Он иногда оглядывал Веру, сидевшую напротив на другом конце стола, но не задерживал на ней долго взгляд, неуклюже прилагая немало усилий, чтобы скрывать волнение. Вера была жизнерадостной и от этого особенно красивой. Она подумала, как похож он был сейчас на того Ларионова, что впервые пришел к ним в дом.
Через некоторое время люди стали постепенно разбредаться – кто-то пошел за махоркой; кто-то вспомнил о каком-то важном деле; кто-то заспешил на дежурство. Это произошло так незаметно и быстро, что, когда Клавка поспешно извинилась и вышла, оказалось, что за столом, кроме Ларионова и Веры, никого не осталось. Вера чувствовала, что товарищи сговорились, но теперь ей убегать было просто неприлично. Она оглянулась – Вальки и Федосьи тоже не было, они уже давно испарились.
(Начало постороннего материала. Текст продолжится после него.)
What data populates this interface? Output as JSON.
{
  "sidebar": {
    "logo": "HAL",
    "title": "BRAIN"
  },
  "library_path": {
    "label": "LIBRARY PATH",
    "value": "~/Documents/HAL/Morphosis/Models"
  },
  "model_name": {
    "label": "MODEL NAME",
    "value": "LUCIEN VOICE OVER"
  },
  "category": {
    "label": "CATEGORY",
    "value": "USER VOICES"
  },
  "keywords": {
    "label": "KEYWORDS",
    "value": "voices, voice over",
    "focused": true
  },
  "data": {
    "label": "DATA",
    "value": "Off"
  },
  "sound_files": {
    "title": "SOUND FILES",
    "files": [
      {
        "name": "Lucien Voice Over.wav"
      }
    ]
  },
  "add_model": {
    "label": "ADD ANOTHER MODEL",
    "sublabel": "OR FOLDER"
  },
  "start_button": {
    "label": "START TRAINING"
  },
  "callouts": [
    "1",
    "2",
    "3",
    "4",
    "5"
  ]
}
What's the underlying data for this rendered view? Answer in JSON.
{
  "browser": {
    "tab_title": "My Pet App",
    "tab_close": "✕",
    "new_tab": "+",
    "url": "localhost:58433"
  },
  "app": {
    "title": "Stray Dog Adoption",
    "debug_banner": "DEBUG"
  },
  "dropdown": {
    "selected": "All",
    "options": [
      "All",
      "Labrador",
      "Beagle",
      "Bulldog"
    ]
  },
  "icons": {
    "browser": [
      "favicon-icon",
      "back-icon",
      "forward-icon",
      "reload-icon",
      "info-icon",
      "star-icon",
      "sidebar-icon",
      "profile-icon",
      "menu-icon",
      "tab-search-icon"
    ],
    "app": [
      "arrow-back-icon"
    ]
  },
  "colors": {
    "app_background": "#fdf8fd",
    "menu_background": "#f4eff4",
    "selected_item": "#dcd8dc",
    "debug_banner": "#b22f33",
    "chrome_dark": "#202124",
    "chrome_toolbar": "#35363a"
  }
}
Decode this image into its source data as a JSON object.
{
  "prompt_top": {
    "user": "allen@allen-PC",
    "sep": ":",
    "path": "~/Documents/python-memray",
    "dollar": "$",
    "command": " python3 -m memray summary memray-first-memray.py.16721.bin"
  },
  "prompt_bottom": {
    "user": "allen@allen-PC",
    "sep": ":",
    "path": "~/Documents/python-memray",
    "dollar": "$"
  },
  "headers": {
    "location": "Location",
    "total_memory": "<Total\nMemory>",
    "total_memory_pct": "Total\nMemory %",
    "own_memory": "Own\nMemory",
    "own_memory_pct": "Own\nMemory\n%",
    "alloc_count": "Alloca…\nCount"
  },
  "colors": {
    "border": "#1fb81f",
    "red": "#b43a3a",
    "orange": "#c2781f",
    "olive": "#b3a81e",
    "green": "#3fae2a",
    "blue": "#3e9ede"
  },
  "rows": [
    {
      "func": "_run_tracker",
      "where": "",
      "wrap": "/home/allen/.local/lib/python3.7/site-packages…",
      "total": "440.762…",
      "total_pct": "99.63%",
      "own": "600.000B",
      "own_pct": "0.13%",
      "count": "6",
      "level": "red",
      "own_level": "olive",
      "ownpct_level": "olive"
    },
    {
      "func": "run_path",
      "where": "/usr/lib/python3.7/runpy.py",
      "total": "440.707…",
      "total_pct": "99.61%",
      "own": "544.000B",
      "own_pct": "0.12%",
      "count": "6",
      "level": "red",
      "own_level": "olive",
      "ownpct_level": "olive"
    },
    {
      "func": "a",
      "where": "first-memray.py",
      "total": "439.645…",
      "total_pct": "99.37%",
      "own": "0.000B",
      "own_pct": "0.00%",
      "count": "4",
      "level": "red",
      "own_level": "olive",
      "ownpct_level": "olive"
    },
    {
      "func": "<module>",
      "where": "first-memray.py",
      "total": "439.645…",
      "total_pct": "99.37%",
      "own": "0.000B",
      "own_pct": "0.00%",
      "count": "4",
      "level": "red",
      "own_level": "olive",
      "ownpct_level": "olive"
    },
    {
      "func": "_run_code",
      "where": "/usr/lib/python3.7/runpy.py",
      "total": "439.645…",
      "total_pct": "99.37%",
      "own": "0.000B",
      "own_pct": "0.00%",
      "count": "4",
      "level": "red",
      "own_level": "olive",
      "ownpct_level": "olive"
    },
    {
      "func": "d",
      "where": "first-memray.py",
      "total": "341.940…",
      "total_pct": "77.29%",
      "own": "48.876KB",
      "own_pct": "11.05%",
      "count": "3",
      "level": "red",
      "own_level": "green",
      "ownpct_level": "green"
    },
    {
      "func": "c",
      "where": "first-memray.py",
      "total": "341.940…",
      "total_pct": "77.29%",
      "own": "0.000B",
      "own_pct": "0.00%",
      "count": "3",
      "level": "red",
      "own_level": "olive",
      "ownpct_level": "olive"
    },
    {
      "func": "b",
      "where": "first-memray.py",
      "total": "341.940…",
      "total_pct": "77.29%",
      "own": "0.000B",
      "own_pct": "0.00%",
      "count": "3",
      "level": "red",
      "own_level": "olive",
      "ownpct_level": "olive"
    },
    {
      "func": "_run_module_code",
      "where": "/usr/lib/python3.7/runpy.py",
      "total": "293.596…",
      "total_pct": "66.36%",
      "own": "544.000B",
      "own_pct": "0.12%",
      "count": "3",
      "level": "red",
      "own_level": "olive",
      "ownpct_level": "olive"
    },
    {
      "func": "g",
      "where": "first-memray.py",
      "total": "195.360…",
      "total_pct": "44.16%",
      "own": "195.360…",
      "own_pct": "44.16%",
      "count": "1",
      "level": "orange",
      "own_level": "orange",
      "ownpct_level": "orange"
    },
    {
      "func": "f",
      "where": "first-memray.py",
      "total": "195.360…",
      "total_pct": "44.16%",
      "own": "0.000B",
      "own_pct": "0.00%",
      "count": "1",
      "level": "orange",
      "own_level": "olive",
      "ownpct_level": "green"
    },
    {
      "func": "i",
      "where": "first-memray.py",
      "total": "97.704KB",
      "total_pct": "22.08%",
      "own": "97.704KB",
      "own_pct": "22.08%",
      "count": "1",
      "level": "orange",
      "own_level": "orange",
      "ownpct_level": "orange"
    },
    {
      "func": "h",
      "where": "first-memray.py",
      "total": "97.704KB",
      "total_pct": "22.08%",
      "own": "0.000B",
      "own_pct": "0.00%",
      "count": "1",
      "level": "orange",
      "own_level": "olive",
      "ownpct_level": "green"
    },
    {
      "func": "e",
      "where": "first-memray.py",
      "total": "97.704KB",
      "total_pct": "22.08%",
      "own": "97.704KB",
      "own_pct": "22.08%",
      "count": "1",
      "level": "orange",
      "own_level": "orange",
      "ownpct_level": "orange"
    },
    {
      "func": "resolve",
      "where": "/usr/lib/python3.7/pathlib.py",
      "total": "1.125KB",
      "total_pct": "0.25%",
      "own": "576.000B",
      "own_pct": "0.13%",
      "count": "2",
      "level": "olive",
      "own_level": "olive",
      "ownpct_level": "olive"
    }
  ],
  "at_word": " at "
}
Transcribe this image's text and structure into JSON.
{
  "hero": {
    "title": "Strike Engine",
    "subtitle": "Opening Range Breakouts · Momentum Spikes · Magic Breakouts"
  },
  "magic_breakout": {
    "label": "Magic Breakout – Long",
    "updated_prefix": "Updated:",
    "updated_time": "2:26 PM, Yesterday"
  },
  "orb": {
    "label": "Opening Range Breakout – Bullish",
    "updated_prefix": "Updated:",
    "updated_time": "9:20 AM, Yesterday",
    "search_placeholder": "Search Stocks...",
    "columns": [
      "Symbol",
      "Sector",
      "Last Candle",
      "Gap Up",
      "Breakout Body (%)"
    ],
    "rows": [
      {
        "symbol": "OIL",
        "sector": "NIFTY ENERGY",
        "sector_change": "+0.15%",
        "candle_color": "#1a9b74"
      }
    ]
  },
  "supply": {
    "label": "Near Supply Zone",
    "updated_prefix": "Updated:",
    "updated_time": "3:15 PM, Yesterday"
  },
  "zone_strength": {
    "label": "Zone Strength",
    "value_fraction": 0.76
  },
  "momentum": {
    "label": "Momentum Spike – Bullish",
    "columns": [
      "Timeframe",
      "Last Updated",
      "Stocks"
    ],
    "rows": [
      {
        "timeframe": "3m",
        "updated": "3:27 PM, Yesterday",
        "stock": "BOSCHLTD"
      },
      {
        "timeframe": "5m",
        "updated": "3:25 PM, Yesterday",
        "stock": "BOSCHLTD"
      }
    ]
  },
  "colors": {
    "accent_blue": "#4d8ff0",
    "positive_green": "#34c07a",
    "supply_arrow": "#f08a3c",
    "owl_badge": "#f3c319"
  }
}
Ларионов не хотел обременять Веру своей компанией, и она заметила, как неловко он себя чувствовал. Ей было нестерпимо жаль его. Он посмотрел на нее с тоской и слабо улыбнулся.
– Тебе, наверное, тоже надо спешить?
– Только если я вам мешаю, – ответила Вера немного шутливо.
Ларионов усмехнулся:
– Как же ты можешь мешать мне?
– Тогда, – сказала Вера, – позвольте, я сыграю.
Она взяла гитару, а он только смотрел на нее, забыв обо всем. Он затаился от радости. Вера перебрала струны и принялась быстро наигрывать.
Под горой жил медведь одинокий
(Как бы ни был печален урок),
Повалить он решил дуб высокий —
Лучше выдумать миша не мог!
Дуб свалил, чтобы меду с лихвою
Он из улия смог бы добыть.
И не мог совладать он с собою:
Невозможно ведь мед не любить!Налетели свирепые пчелы —
И давай мишку злостно кусать!
«Вот зачем это надо все, елы?
Лучше было бы не начинать…»
И смотрел он на гору с тоскою:
«Мог бы мирно и радостно жить…»
Но не мог совладать он с собою:
Невозможно ведь мед не любить!Нос опух, и глаза заплывали.
Горьким «сладкий» сказался урок.
А вокруг все гудели, летали
Пчелы. Что за безжалостный рок!
Ну зачем он увлекся игрою?
За диетою стоит следить…
Лучше б смог совладать он с собою:
Мед опасно медведям любить!
Он слушал ее и улыбался, подперев лицо рукой. Разве могло быть для него большее счастье? Разве знала она, как счастлив он был?! Вере ведь тоже было хорошо с ним. Ей было хорошо как никогда.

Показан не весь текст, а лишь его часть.